3. Friends: How do you stay in touch?
The much-maligned Facebook has been a real tool for me to find and keep in touch with old friends from various ages/stages in my life. A recent find was an old penpal I hadn't been in contact with in almost 30 years. Right now I'm trying to find friends from my "Cadillac years" (the Michigan city, not the automobile).
4. Neighborhood, community: What are ways you like to be involved?
Well, as frequent readers know, we get to know our neighbors by doing business with them. As two transplants from elsewhere, we don't have familial or social connections in our town, but we've gotten to know a lot of locals through hiring servicepeople or by patronizing farmstands and home-based businesses like our Amish friend Mary's basket and quilt shop.
5. Job/church: Do you see a need that will help in developing connections?
One of our weak areas at church is adult religious formation. I think that might someday provide a means for building relationships between people, but the trick is discerning what people need and want in terms of growing in discipleship.
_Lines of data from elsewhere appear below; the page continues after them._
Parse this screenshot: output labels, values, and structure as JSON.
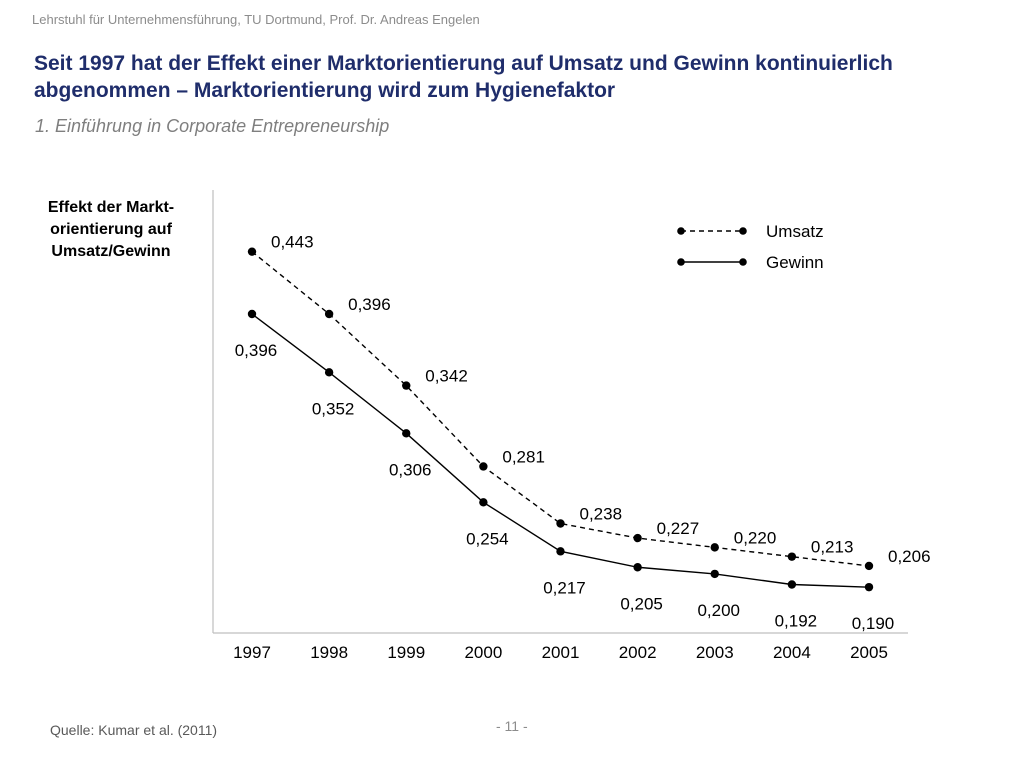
{
  "header": {
    "text": "Lehrstuhl für Unternehmensführung, TU Dortmund,  Prof. Dr. Andreas Engelen"
  },
  "title": {
    "line1": "Seit 1997 hat der Effekt einer Marktorientierung auf Umsatz und Gewinn kontinuierlich",
    "line2": "abgenommen – Marktorientierung wird zum Hygienefaktor"
  },
  "subtitle": "1. Einführung in Corporate Entrepreneurship",
  "colors": {
    "title": "#1f2d6b",
    "header": "#8c8c8c",
    "subtitle": "#7f7f7f",
    "series": "#000000",
    "axis": "#bfbfbf"
  },
  "chart_data": {
    "type": "line",
    "title": "",
    "ylabel_lines": [
      "Effekt der Markt-",
      "orientierung auf",
      "Umsatz/Gewinn"
    ],
    "xlabel": "",
    "x": [
      "1997",
      "1998",
      "1999",
      "2000",
      "2001",
      "2002",
      "2003",
      "2004",
      "2005"
    ],
    "ylim": [
      0.1,
      0.45
    ],
    "grid": false,
    "legend_position": "top-right",
    "series": [
      {
        "name": "Umsatz",
        "line_style": "dashed",
        "values": [
          0.443,
          0.396,
          0.342,
          0.281,
          0.238,
          0.227,
          0.22,
          0.213,
          0.206
        ],
        "labels": [
          "0,443",
          "0,396",
          "0,342",
          "0,281",
          "0,238",
          "0,227",
          "0,220",
          "0,213",
          "0,206"
        ],
        "label_position": "above-right"
      },
      {
        "name": "Gewinn",
        "line_style": "solid",
        "values": [
          0.396,
          0.352,
          0.306,
          0.254,
          0.217,
          0.205,
          0.2,
          0.192,
          0.19
        ],
        "labels": [
          "0,396",
          "0,352",
          "0,306",
          "0,254",
          "0,217",
          "0,205",
          "0,200",
          "0,192",
          "0,190"
        ],
        "label_position": "below"
      }
    ]
  },
  "footer": {
    "source": "Quelle: Kumar et al. (2011)",
    "page": "- 11 -"
  }
}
It's been our experience that floating new programs in a top-down way -- "We think people need X class, so here it is" -- is a sure way to fail. We've not yet discerned an organic desire for any kind of new group bubbling up within our congregation.
Bonus: Here is an interesting Pew study on social networking among older adults.
1 comment:
My cousin recently told me I reminded her of my grandmother, whom I don't remember well, so I identified with you being like your grandmother, too. Thanks for the pew study link.